Hi,
I have a study looking to examine health outcomes over a long period and use Census data/ACS to provide contextual factors. Here are some hypothetical descriptors:
- 1,000,000 individuals with geocoded addresses for X,Y coordinates
- The addresses represent where the individuals were living at the time of a common medical procedure
- Spatial joined data to get FIPS 2020 at the block group level
- Records span from 1998 to 2021
- There are several very differing regions across the country contributing.
Advice tends to say, "do not use overlapping periods for comparison", but over such a long period of time, there have been substantial changes to the area. The 1-year estimates have larger MOEs, but there are big jumps in changes, even with the 5-year estimates.
The study would like to use block level estimates, but the documentation suggests two things:
- MOE are much larger at the block group level
- Block groups should be combined prior to analysis:
- https://www.federalregister.gov/documents/2018/11/13/2018-24570/block-groups-for-the-2020-census-final-criteria
- I read this as, "you can do this, but you need to commit effort into aggregating block groups effectively".
- Only ~1% of households are sampled across the US for the ACS in a given year; which means between 6 and 30 survey responses were used for a given block group, whereas a tract would consistently have ~45.
Here's what I think I would propose to this study:
- Use tract level data. You could use Block Group, but it represents work for regions to aggregate block groups effectively.

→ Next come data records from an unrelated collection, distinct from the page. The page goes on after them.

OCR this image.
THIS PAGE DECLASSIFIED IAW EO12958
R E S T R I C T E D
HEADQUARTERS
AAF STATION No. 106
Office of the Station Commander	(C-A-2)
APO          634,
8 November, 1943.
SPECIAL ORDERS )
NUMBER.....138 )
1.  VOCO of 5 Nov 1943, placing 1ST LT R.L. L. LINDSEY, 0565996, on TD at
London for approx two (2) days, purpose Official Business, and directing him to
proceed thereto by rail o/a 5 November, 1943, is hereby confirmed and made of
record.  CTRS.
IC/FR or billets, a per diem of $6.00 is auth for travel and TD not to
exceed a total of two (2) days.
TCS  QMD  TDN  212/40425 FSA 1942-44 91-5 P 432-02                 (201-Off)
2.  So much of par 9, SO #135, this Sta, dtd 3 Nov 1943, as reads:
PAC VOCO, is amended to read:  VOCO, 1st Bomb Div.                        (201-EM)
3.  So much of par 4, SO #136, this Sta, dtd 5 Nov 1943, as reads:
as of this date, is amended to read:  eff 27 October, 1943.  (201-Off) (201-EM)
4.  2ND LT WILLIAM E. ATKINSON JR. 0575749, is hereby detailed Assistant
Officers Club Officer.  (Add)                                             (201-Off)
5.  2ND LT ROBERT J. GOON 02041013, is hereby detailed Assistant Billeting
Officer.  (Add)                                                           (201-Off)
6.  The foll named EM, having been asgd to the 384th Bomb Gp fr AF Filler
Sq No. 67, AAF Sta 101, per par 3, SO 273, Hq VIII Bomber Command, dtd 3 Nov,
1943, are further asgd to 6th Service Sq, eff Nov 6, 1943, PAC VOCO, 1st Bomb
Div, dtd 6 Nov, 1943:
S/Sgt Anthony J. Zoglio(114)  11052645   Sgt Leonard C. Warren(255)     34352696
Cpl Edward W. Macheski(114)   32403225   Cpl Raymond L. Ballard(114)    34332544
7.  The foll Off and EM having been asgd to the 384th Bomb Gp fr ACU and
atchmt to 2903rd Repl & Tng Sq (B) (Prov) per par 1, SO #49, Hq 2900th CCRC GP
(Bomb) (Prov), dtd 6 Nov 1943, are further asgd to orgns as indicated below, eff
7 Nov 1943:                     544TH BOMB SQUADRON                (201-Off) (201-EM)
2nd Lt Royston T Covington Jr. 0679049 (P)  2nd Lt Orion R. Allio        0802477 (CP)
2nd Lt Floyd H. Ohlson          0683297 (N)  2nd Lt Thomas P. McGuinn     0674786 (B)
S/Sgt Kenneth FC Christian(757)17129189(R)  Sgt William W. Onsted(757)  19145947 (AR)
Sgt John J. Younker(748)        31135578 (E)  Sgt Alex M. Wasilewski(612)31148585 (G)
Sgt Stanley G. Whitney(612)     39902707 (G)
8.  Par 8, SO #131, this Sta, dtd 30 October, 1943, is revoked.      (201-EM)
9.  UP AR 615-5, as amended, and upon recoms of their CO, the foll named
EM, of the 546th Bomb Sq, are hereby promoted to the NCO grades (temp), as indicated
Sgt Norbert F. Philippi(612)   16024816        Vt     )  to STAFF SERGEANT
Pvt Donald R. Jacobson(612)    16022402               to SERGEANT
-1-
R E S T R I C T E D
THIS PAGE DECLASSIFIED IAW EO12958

- For 1998-2005 records: use the 2000 Decennial Long form SES values.
- For 2006-2010: use the 2006-2010 ACS 5-year. Although the sampling rate was lower, ACS was collected during this period.
- For 2011-2021: use the ACS that matches the ACS release year
The rationale, at least from my experience in a rapidly changing city, there are some big changes. The neighborhood where I work, the median household income went from ~$30k to >$100k between 2010 and 2020 in the ACS 5 year releases.
Anyhow, does this seem like a rational methodology for blending ACS data with such a long study frame?
If not, can you tell me why and what you would suggest instead and why?